A final consideration then arises with regard to the constitutional legitimacy of such a retroactive rule, since it cannot be forgotten that the Constitutional Court has repeatedly intervened to modify similar reforms. In this regard, it should be remembered that the Judge of the laws, less than a year ago (with the judgment of 30 January 2018, n.12) sanctioned the principle according to which: “for constant constitutional jurisprudence, corresponding to the jurisprudence of the Edu Court, even if it is not forbidden to the legislator (without prejudice to the privileged protection reserved to criminal matters by article 25 second paragraph of the Constitution) to issue retroactive rules with reference to the judicial function, it cannot be allowed to resolve, with the form of the law, specific disputes, violating the principles relating to the relations between legislative and judicial powers and concerning the protection of legitimate rights and interests, determining the imbalance between the two positions at stake “.

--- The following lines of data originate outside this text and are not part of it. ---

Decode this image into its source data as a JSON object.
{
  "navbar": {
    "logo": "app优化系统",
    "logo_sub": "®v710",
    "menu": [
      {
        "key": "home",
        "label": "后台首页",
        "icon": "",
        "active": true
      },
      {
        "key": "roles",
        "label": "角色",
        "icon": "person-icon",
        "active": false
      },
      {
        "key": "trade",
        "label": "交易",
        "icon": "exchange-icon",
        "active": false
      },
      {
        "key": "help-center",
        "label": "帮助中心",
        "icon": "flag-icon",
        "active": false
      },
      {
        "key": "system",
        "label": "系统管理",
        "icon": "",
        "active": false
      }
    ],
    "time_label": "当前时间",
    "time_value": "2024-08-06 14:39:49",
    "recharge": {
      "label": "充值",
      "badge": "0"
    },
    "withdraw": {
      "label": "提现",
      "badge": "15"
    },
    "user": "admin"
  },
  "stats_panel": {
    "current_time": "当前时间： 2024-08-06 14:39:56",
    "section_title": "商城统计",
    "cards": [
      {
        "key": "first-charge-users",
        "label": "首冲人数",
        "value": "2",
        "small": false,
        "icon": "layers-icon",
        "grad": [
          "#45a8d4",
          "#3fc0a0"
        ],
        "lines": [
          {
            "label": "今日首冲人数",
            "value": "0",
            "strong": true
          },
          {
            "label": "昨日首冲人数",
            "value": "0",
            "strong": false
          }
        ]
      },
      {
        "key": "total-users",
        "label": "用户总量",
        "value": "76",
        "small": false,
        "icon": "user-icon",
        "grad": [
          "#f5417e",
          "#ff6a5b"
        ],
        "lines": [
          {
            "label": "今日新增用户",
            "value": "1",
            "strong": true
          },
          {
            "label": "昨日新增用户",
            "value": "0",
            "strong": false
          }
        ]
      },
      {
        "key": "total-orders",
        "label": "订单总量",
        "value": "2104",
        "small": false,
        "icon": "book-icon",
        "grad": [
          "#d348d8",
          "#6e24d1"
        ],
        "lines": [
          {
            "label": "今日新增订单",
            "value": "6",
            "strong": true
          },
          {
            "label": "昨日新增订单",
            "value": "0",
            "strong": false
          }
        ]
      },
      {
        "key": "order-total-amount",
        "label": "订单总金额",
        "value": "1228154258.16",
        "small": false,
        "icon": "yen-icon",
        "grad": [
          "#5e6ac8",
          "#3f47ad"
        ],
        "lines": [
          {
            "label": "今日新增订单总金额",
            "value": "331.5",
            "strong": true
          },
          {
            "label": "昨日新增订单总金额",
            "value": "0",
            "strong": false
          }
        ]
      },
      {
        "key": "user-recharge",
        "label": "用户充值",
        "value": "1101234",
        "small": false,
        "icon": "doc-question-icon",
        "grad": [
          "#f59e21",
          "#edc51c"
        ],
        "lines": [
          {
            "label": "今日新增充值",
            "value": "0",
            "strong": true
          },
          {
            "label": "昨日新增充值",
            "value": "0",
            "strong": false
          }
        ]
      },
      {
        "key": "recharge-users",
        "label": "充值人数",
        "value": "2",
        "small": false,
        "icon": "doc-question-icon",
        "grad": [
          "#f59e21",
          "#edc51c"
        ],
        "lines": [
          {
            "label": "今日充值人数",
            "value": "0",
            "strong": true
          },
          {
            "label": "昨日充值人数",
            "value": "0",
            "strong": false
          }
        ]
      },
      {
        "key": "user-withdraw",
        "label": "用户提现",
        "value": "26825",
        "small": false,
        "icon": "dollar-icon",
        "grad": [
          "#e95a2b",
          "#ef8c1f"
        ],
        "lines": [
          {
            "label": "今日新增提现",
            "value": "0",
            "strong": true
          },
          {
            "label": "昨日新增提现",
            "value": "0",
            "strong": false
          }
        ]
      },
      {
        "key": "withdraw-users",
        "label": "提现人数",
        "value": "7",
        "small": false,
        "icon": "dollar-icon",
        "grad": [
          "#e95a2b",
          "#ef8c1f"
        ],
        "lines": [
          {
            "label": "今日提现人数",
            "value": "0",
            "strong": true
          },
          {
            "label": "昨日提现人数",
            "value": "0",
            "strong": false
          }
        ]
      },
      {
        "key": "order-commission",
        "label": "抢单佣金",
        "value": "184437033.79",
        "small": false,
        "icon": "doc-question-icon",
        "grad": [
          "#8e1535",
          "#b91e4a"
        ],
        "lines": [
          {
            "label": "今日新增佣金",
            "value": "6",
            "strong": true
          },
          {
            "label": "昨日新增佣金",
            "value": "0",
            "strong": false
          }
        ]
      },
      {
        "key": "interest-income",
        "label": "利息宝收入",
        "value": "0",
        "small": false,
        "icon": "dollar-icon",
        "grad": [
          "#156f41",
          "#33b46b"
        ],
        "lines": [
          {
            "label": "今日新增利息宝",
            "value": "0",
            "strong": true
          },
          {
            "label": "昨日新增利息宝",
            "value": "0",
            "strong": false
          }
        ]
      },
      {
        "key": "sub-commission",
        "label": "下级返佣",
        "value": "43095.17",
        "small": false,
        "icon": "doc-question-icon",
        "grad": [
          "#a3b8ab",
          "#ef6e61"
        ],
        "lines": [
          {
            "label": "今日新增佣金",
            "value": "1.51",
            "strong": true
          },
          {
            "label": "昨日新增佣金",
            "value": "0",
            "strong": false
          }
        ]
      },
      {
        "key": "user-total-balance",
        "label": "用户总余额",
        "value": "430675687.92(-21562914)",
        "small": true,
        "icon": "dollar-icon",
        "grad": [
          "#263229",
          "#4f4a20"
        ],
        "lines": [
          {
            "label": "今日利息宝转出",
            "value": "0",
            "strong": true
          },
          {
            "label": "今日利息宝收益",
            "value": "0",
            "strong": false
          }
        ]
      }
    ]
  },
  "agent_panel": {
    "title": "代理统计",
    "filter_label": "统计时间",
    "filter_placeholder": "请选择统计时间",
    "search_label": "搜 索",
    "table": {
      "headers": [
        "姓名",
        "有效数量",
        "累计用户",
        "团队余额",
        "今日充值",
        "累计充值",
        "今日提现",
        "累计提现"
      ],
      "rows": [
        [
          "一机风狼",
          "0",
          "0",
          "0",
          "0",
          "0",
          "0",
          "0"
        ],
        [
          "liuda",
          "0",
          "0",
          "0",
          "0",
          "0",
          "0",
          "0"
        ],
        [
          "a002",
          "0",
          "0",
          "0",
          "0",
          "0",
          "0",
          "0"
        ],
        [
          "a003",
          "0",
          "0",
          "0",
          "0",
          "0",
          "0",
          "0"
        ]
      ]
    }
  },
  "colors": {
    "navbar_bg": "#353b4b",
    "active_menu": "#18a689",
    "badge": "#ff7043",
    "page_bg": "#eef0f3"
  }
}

On this point, however, it must be observed how the reform in question could also be exempt from such a complaint, given that it would seem to have the merit of leading the vexata quaestio to a more equitable solution and therefore more adhering to criteria of substantial justice, avoiding (as illustrated) the risk of locupletation of the buyers and thus avoiding the “imbalance” placed at the basis of the stated principle; this however – it must be said for the sake of completeness – omitting in any case to resolve the opposing profile of the “speculation” at the time made by the sellers through the alienation of goods that the legislation had intended for very different purposes, just as highlighted by the S.U. in the well-known pronunciation of 2015.